Anti-Brahminism has a long history in India, being a dominant theme of the long period of foreign rule.

In the last thousand years India was primarily governed by non-Hindus – Muslims and Christians – who certainly cannot be called pro-Brahmin in their policies. When India was invaded by foreign powers, the Brahmins proved to be a great obstacle, particularly against religious conversion. Muslim rulers made special efforts to convert or even kill Brahmins.

They destroyed Hindu temples in order to deprive the Brahmins, who were mainly temple priests, of their influence and their income. The British rulers of colonial India targeted the Brahmins and dismantled the traditional educational system that the Brahmins upheld However, the same groups which attacked the Brahmins found that they had to use the Brahmins at times, who represented the intelligentsia of the country, to help administer the country. So occasionally they compromised with the Brahmins and allowed them certain privileges.

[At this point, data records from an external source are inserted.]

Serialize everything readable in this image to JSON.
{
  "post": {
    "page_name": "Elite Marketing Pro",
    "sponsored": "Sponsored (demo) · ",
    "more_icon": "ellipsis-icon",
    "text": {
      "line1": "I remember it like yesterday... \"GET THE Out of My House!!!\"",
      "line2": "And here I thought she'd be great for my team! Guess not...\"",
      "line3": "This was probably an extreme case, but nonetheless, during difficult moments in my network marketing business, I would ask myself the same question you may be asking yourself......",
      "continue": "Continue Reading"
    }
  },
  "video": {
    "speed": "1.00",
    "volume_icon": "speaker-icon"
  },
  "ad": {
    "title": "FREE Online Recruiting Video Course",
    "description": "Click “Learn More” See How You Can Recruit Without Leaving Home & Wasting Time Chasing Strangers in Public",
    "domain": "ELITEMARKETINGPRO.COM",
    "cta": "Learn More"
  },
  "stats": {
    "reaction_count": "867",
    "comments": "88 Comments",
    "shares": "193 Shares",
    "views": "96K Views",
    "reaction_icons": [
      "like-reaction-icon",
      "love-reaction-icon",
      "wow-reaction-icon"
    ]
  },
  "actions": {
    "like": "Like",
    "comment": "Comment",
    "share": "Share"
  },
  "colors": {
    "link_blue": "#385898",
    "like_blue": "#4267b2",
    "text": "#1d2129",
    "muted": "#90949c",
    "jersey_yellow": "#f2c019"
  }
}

But the Brahmins had little power under their rule, and were officially discredited as heathens. Hence the Brahmins were the main oppressed community in India over the last thousand years and the main target of Muslims and Christians trying to control and convert the country. This historical oppression of the Brahmins has been lost on modern Indians, primarily because of anti-Brahmin propaganda of various types. Somehow this oppressed group has been stereotyped as the ruling oppressors! As Brahmins are vilified as the oppressive ruling elite one would expect that the Brahmins routinely ruled the country. Not only was this not true in the period of foreign rule, it wasnt true in the period of classical India either.

In this regard it is important to look at the social role traditionally held by Brahmins. In traditional India Brahmins served as the priestly class, providing teachers of all types as well performing religious sacraments and temple worship. The traditional Brahmin was given to a life of poverty, social service, and spiritual practice. Brahmin families usually gave one of their sons to become a monk and led lives of religious austerity. The Brahmins therefore had neither economic nor political advantage. Their status was on a religious and intellectual level. They were praised as religious leaders, not as a political or economic elite. The Kshatriyas or the noble class, who were taught the arts of government and warfare, traditionally ruled India. The Vaishyas, the merchant and agrarian class, administered the wealth of the community. The Brahmins as the priestly class did not control the military or economy of the country except when individual Brahmins stepped beyond the traditional limits of their class, which was rare.

As a class Brahmins were not allowed to carry weapons or to accumulate wealth and property. Each village had its Brahmins to guide the community and perform religious ceremonies, whom the villagers would in turn provide with modest food and shelter. Village Brahmins were on par with other village folks and most Brahmins were of this type. Hindu kings also had their chief priests or purohits, their special Brahmins to guide the kingdom. Only these Brahmins in service to kings and princes gained social status through royal patronage and the affluence that could come with it. Old India had castes but no casteists; new India has casteists but no worthwhile castes.